De Algemene Rekenkamer wijst in haar beoordeling over de resultaten bij defensie in 2015 op het hardnekkige voortbestaan van de onbalans tussen ambities en beschikbare middelen. In 2015 was 59% van de eenheden operationeel inzetbaar. Daarbij is van belang dat het een krijgsmacht betreft waarvan het ambitieniveau, de omvang en de slagkracht vergaand zijn teruggebracht, terwijl Europa de afgelopen jaren is geconfronteerd met een nationalistisch en agressief Rusland plus een migratiegolf vanuit het instabiele Midden-Oosten en het conflictrijke Afrika. Alle analyses duiden op voortzetting van de dreigingen uit het Oosten en het Zuiden.

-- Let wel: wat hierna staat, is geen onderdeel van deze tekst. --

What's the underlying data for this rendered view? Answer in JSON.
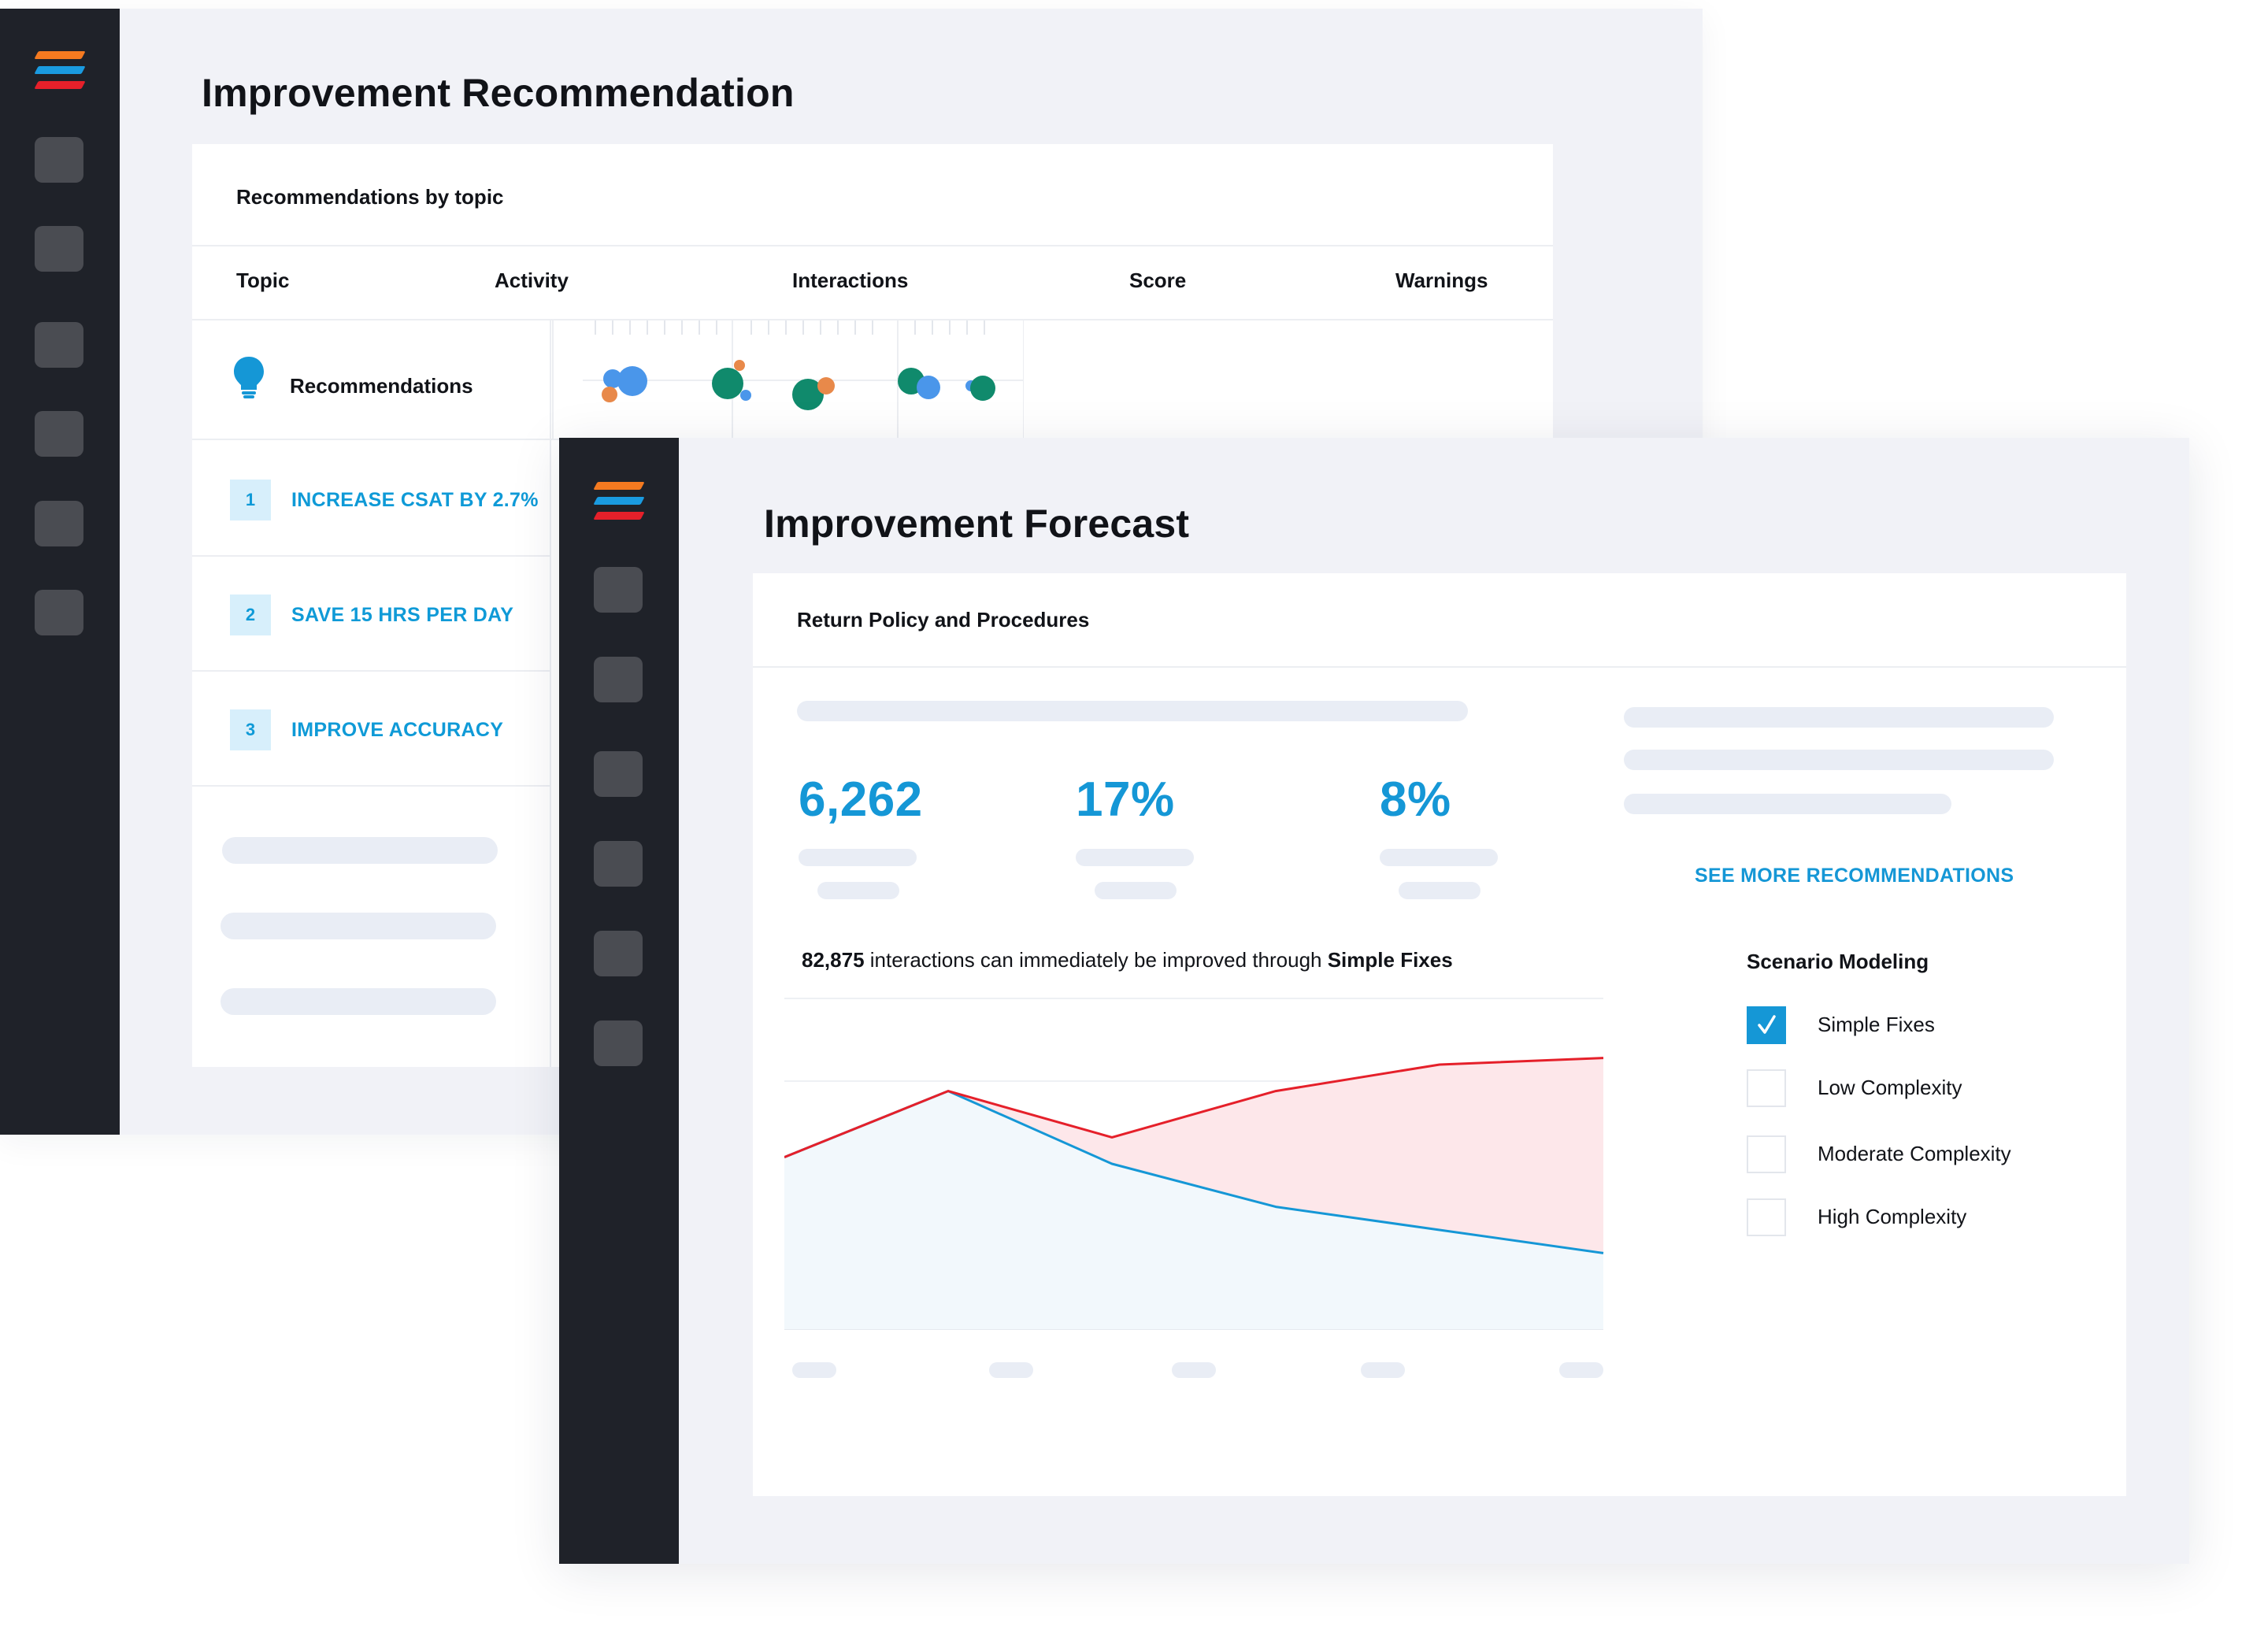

De mismatch tussen ambities en middelen vereist een heroverweging van de toekomst van de Nederlandse krijgsmacht – niet meer tijdens deze kabinetsperiode maar na de verkiezingen van maart 2017. Er doen zich ruwweg drie modellen voor:

1. Afscheid van de krijgsmacht met zee-, land- en luchtstrijdkrachten die ‘alles moeten kunnen’. Dit scenario is onvermijdelijk wanneer het budget op het huidige niveau blijft of slechts licht stijgt. Nederland zal dan militaire capaciteiten moeten afstoten, waarbij de marine het eerste slachtoffer dreigt te worden omdat het investeringsbudget in loop van de jaren twintig – na de komst van de F35 jachtvliegtuigen – grotendeels toevalt aan de aanschaf van nieuwe onderzeeboten, fregatten en mijnenjagers.

2. Een krijgsmacht waarbij sommige krijgsmachtdelen niet alles meer zullen kunnen. Die keuze zal nodig zijn wanneer het budget slechts met een paar honderd miljoen stijgt, want daarmee is wel de exploitatie van de huidige krijgsmacht verzekerd maar is er nog altijd te weinig geld voor alle vereiste investeringen. Ook in dit scenario hangt het zwaard van Damocles boven de marine, tenzij gekozen wordt voor afstoting van delen van de land- of luchtmacht.

3. Handhaving en opwaardering van een krijgsmacht als ‘alleskunner’ ter zee, te land en in de lucht. Dit model is slechts verwezenlijkbaar wanneer het defensiebudget stijgt met 1 tot 1,5 miljard per jaar (het defensiebudget 2016 is ong. 8 miljard). Alle capaciteiten zijn te handhaven, maar wel op het bestaande vrij lage ambitieniveau. Wil Nederland ‘meer doen’, dan zijn ook in dit model keuzes nodig. Die zouden vooral bepaald moeten worden door de Europese tekortkomingen, waarbij opgemerkt dat de NAVO vooral aandringt op sterkere landstrijdkrachten vanwege de dreiging aan de Oostflank.

Hoe men het ook wendt of keert, de huidige krijgsmacht is niet te handhaven. Politieke partijen en de formateur van het nieuwe kabinet moeten zich voorbereiden op fundamentele keuzes, die hopelijk in een meerjarig defensie akkoord worden vastgelegd.